Da mesma forma que no ano passado, os representantes institucionais dos comerciantes, preferindo isolar as manifestações do problema, fazendo de conta que não se passa nada, em vez de reivindicarem soluções para as causas –como quem diz exigir policiamento da PSP-, num autismo só compreensível aos seus toscos olhares, talvez pela sombra lateral de palas que, antigamente, os burros usavam, ou então porque lhes dá jeito apoiarem o poder político autárquico, continuam a leste do paraíso.
Depois desta longa exposição –se o leitor chegou até aqui, fogo, você é um lutador-, já dá para compreender as declarações ao JN da ACIC e autarquia, em que refutam críticas e remetem segurança para a PSP.
Estou a abusar da sua paciência, mas vou transcreve-las: “O presidente da Câmara Municipal de Coimbra, Carlos Encarnação, compreende que há problemas de segurança na Baixa que têm de ser resolvidos, mas afirma que a autarquia não pode fazer mais. “Questões de segurança são com a PSP”.

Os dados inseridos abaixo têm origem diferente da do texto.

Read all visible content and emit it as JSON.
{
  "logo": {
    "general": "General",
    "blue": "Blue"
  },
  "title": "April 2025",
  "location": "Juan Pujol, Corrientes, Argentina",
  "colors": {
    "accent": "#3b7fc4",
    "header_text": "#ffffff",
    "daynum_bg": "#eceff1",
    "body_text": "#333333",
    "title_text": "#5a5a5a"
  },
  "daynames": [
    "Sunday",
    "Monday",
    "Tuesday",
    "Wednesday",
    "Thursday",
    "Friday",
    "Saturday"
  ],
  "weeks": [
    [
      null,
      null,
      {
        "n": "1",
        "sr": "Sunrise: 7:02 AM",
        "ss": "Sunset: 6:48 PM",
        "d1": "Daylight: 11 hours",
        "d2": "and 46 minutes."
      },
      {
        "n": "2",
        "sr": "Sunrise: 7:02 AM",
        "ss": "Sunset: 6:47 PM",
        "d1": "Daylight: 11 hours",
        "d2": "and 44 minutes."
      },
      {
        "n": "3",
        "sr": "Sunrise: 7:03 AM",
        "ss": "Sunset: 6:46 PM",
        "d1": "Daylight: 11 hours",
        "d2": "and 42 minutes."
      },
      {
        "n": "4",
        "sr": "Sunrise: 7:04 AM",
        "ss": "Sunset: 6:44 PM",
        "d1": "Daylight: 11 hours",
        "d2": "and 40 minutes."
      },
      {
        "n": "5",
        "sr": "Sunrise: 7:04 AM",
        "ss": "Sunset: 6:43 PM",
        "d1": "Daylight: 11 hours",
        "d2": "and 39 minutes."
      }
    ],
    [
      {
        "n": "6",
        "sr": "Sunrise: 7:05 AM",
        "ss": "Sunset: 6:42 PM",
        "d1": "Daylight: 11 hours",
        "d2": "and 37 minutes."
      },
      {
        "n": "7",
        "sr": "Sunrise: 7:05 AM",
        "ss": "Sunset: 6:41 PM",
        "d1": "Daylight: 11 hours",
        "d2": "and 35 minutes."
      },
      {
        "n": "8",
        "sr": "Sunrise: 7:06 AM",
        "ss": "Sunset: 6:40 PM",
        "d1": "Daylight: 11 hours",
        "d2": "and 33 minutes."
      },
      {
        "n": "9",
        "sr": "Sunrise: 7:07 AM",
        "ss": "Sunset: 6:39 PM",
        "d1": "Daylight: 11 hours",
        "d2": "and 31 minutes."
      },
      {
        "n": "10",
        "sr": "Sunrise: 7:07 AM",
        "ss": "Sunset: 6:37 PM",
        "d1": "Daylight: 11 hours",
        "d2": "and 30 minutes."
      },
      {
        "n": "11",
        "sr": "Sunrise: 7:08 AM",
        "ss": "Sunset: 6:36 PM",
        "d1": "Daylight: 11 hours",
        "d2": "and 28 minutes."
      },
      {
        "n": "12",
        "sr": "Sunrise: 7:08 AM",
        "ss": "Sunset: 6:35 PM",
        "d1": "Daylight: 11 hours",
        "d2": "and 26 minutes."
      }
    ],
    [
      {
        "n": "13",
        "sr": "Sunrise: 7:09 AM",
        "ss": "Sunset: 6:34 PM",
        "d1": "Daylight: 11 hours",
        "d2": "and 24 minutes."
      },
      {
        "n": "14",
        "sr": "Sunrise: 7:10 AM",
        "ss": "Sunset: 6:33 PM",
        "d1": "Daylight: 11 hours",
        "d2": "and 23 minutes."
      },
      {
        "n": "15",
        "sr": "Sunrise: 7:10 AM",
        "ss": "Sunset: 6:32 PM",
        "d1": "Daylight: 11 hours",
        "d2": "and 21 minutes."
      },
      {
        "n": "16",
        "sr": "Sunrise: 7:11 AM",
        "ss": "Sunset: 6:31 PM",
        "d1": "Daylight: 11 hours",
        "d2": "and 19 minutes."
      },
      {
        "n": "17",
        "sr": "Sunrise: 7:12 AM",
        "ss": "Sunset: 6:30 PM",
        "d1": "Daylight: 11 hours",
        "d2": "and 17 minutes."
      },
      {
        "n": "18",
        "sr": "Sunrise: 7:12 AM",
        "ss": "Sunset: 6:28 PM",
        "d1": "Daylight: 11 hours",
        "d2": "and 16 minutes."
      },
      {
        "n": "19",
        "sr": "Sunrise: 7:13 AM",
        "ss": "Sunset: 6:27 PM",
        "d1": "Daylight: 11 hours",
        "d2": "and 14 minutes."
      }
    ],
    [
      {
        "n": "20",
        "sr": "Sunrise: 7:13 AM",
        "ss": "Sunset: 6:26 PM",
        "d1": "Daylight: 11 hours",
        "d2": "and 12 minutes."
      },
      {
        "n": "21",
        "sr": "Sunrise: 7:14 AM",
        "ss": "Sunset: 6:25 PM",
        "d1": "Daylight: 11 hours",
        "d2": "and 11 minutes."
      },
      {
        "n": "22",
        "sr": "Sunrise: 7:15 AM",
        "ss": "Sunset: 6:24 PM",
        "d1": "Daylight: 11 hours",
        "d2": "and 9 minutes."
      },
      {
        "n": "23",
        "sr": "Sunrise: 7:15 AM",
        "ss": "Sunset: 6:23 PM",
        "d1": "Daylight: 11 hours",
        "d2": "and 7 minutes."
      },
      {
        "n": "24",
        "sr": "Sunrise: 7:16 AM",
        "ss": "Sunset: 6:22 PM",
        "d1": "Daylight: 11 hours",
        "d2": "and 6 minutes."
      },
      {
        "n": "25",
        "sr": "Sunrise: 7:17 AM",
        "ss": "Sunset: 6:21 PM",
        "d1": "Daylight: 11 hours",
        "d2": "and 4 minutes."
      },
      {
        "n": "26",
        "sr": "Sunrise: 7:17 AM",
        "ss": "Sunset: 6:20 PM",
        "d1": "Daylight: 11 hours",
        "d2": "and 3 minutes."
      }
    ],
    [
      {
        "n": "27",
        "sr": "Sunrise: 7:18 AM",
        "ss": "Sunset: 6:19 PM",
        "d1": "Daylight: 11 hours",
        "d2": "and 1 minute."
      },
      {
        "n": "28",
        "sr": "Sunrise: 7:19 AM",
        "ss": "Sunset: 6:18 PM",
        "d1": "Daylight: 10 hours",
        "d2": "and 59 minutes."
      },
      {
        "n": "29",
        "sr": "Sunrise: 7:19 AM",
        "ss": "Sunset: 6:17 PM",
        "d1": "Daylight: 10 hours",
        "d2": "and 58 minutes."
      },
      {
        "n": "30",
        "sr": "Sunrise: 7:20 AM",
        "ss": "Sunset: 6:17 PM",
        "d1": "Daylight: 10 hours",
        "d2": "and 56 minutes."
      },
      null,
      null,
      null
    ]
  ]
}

Por seu lado, “Paulo Mendes, presidente da ACIC, disse desconhecer o assalto de quinta-feira, e desdramatizou a situação. “Que eu saiba houve esse assalto e houve um outro há cerca de um mês. Não há nenhuma vaga de assaltos na Baixa de Coimbra”. Diz ainda, no mesmo jornal, que “Refuta ainda as críticas que a associação que preside é alvo por parte dos comerciantes e tem a mesma opinião do presidente da CMC, segundo o qual quem tem intervenção em termos de segurança é a PSP”.
“A subcomissária da PSP de Coimbra, Margarida Oliveira, lembra que houve há pouco um reforço policial na zona, e que daí para cá “houve uma redução de assaltos”.
Elementar, meu caro!, como diria Sherlock Holmes, pela pena de Conan Doyle.